Box has an unlimited storage model but has an upload limit of 1TB per month. I have been uploading various data silos but would now like to verify that the data is all present. Box has an extensive API, but I only need the list items in folder call.
The list-items call assumes that you have a folder ID which you would like to query. The root of the tree is always ID 0. To check for the presence of file foo
in a folder tree a/b/c/foo
, we need to call the API with folder ID 0. This returns a list of entries in that folder. e.g.
{
"entries": [
{
"id": "12345",
"type": "folder",
"name": "a"
}
]
}
The API must now be called again with the new ID number to get the contents of folder a
. This is repeated until we finally have the entries for folder c
which would contain the file itself. I have used a Hashtbl
to cache the results of each call.
{
"entries": [
{
"id": "78923434",
"type": "file",
"name": "foo"
}
]
}
Each call defaults to returning at most 100 entries. This can be increased to a maximum of 1000 by passing ?limit=1000
to the GET request. For more results, Box offers two pagination systems: offset
and marker
. Offset allows you to pass a starting item number along with the call, but this is limited to 10,000 entries.

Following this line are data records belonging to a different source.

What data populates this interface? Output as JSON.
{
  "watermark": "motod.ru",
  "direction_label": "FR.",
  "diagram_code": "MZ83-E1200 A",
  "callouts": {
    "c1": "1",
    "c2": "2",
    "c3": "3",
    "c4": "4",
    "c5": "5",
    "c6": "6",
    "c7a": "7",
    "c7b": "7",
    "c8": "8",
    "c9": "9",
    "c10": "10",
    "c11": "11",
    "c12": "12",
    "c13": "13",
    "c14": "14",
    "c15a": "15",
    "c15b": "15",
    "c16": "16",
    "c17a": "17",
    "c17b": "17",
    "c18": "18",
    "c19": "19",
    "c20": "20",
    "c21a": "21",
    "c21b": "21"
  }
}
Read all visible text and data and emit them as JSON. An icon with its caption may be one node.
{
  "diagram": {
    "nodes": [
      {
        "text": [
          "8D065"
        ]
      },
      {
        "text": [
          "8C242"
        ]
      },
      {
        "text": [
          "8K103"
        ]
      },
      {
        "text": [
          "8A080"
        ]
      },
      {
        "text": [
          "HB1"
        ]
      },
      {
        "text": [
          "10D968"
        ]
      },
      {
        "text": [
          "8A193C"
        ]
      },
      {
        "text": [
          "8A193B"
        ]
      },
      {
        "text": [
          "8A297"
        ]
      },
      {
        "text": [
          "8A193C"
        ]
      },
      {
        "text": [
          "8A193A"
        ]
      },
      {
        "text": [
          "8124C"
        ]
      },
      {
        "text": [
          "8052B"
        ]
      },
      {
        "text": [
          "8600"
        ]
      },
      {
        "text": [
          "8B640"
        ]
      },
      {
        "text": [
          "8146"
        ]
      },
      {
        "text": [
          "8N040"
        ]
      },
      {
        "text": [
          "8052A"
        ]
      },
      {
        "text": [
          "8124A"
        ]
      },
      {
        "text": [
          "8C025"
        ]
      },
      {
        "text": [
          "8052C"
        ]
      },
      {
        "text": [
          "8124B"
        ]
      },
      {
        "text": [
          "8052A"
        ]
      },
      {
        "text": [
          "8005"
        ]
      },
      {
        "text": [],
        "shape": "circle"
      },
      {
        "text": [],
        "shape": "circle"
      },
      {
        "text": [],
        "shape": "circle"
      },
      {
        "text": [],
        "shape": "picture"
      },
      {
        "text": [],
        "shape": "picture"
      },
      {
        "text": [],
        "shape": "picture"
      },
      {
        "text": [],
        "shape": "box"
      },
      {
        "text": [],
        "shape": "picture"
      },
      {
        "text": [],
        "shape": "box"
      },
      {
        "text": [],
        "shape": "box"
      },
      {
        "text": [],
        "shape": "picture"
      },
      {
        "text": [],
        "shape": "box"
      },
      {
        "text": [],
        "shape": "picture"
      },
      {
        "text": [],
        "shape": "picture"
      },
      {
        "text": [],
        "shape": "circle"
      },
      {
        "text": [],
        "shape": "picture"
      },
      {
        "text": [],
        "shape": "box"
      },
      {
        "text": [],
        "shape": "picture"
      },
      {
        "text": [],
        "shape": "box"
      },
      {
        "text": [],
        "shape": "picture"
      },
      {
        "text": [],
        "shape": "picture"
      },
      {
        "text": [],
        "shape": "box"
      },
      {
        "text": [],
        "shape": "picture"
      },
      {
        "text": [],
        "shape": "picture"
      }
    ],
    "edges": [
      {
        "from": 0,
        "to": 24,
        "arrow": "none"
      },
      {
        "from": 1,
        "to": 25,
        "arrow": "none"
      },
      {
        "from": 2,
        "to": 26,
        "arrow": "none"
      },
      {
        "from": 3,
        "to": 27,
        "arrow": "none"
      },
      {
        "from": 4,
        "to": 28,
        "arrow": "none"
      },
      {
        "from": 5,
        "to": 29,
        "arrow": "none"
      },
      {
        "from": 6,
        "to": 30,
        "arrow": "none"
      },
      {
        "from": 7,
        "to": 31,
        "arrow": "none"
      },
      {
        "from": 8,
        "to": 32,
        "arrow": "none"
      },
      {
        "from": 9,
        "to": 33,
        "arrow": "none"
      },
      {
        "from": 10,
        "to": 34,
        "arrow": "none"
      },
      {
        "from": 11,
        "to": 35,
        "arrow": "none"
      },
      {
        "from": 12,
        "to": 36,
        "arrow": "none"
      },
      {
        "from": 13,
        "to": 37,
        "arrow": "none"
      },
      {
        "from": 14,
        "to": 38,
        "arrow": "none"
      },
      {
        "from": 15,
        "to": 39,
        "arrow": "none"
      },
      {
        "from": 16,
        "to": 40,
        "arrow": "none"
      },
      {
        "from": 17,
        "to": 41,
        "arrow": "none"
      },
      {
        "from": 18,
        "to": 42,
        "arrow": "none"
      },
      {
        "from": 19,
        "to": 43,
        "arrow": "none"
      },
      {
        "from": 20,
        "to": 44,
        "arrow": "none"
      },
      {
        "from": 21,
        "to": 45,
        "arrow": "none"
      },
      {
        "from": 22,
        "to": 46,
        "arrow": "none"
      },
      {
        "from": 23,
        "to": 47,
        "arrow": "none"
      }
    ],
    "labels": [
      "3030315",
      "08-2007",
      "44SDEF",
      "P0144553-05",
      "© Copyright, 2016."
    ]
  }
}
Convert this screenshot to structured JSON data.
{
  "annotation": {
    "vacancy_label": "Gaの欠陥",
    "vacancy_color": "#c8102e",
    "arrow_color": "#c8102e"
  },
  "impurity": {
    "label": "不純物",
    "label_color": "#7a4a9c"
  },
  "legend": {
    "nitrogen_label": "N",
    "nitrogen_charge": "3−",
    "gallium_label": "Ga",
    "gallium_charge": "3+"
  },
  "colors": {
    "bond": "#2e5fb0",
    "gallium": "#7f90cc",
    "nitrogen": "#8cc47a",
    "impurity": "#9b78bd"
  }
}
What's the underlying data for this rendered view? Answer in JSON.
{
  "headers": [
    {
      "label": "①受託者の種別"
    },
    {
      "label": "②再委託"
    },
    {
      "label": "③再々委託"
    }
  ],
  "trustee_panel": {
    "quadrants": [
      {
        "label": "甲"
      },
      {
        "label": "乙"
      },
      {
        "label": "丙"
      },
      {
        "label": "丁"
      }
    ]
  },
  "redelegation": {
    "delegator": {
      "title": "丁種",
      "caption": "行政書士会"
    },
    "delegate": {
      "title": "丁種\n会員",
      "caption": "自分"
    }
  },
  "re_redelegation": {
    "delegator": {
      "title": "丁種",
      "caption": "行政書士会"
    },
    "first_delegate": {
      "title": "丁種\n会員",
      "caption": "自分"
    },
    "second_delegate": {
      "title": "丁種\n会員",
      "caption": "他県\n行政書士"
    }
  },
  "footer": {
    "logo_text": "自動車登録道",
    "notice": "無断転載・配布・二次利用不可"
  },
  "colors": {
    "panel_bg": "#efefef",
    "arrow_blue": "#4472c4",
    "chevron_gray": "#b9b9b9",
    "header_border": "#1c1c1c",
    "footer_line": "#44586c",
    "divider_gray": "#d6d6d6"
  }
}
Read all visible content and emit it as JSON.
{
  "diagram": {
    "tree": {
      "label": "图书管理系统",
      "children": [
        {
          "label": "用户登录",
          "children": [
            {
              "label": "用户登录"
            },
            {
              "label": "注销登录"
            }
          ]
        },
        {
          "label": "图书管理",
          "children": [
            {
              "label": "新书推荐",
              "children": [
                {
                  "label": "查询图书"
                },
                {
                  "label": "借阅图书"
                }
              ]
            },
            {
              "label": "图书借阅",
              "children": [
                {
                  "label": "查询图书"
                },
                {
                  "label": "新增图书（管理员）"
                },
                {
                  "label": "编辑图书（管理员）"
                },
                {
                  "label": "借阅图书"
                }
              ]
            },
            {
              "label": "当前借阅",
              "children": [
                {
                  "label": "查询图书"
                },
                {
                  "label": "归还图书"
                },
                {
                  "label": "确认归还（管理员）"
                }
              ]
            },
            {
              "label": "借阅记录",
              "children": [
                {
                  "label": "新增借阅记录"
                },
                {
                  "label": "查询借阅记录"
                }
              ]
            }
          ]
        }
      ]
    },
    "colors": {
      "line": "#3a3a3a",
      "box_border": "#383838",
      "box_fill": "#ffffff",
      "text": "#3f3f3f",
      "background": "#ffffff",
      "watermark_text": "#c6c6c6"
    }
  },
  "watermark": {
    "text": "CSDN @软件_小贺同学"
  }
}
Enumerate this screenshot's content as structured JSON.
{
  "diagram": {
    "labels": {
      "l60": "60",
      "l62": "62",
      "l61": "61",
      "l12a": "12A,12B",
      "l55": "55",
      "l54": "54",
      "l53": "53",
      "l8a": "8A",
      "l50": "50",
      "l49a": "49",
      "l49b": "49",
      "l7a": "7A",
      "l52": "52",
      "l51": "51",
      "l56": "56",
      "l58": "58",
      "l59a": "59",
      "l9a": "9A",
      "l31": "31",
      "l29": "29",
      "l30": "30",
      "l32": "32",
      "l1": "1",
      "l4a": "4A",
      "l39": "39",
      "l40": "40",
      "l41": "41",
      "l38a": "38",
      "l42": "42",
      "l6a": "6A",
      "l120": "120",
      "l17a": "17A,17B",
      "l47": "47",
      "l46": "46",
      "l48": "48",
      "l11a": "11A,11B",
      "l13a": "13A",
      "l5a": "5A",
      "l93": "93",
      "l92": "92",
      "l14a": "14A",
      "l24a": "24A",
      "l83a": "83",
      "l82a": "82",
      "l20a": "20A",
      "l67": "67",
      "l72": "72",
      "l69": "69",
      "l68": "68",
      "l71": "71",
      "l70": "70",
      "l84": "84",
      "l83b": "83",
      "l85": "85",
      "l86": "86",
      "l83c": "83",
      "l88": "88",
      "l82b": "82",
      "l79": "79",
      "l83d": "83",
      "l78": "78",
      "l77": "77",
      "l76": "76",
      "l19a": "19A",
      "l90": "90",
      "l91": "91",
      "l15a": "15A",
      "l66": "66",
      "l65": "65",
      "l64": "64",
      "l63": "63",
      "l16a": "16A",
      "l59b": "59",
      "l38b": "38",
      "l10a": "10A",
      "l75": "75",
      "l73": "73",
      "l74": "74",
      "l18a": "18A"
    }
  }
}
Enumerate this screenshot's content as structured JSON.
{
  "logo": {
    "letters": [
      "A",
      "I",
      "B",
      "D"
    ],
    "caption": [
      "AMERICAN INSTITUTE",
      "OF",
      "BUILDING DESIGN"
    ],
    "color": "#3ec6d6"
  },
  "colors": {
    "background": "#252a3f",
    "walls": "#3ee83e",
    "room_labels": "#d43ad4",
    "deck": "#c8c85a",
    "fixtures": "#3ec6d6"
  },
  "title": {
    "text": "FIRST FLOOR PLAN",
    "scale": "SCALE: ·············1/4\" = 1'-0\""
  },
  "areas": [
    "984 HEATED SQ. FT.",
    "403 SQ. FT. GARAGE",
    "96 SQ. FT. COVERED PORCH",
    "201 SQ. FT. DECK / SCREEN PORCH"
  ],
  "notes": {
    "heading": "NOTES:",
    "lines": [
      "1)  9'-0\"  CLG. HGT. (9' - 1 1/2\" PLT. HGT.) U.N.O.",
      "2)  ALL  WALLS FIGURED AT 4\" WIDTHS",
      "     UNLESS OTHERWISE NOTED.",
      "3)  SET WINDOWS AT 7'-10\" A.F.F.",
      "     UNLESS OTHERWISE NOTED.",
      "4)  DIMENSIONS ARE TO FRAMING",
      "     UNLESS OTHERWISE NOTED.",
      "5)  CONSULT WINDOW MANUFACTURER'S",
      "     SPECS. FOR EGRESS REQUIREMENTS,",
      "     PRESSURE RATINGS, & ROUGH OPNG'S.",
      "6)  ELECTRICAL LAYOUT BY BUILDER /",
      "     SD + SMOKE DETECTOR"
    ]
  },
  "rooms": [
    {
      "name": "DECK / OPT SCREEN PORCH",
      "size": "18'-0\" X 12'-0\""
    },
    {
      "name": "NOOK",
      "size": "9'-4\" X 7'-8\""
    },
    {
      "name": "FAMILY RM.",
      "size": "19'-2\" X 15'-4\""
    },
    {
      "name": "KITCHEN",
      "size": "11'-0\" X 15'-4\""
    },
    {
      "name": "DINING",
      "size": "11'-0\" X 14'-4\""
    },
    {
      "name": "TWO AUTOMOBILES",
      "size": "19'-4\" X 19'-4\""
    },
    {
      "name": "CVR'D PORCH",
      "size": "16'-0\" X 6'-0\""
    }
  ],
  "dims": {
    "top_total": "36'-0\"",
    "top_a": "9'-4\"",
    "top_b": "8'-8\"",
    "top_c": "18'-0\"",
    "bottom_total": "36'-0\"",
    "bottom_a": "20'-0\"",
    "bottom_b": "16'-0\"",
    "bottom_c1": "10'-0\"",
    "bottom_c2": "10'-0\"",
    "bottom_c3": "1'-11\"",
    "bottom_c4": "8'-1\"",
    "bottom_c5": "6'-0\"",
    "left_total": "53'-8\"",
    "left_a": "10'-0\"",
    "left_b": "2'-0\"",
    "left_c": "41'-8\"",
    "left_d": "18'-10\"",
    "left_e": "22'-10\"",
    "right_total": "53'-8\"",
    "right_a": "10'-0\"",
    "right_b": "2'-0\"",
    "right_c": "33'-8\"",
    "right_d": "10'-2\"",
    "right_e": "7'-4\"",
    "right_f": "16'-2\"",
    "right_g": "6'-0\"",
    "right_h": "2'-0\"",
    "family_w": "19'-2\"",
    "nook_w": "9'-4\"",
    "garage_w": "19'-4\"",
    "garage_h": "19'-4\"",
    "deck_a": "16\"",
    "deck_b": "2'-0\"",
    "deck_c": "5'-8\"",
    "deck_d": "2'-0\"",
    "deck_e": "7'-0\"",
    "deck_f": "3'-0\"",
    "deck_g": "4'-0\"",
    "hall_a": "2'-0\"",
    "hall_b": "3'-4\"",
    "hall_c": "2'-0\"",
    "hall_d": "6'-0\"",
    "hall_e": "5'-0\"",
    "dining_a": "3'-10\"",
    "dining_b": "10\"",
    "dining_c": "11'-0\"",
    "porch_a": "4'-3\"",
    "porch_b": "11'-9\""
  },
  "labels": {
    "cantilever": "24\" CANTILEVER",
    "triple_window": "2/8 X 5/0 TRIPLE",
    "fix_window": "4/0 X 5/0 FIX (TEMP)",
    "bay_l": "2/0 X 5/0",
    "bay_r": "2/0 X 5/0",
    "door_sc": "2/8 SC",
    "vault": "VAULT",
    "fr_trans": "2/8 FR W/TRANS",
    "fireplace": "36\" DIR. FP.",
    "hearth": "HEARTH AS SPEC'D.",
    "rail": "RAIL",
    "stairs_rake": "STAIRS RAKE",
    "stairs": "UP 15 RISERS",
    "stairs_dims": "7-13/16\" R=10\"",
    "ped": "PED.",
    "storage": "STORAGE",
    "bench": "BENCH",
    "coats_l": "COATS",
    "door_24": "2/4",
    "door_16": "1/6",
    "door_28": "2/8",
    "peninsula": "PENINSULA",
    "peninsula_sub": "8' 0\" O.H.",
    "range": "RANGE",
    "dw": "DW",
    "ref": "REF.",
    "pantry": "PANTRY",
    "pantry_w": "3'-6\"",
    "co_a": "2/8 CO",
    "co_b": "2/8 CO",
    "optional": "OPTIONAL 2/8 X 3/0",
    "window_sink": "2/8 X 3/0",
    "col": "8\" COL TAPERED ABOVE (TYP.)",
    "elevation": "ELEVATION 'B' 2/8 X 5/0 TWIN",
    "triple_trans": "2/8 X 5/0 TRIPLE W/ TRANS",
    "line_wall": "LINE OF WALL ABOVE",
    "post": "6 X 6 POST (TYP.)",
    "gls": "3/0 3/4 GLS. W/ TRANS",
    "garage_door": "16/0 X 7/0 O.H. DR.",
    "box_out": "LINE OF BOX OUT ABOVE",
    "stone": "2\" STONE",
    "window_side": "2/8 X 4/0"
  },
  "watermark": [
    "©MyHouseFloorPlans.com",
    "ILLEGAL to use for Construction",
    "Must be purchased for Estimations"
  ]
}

Queries with offset parameter value exceeding 10000 will be rejected with a 400 response.
To deal with folders of any size, we should use the marker system. For this, we pass ?usemarker=true
to the first GET request, which causes the API to return next_marker
and prev_marker
as required as additional JSON properties. Subsequent calls would use ?usemarker=true&marker=XXX
. The end is detected by the absence of the next_marker
when no more entries are available.
The project can be found on GitHub in mtelvers/ocaml-box-diff.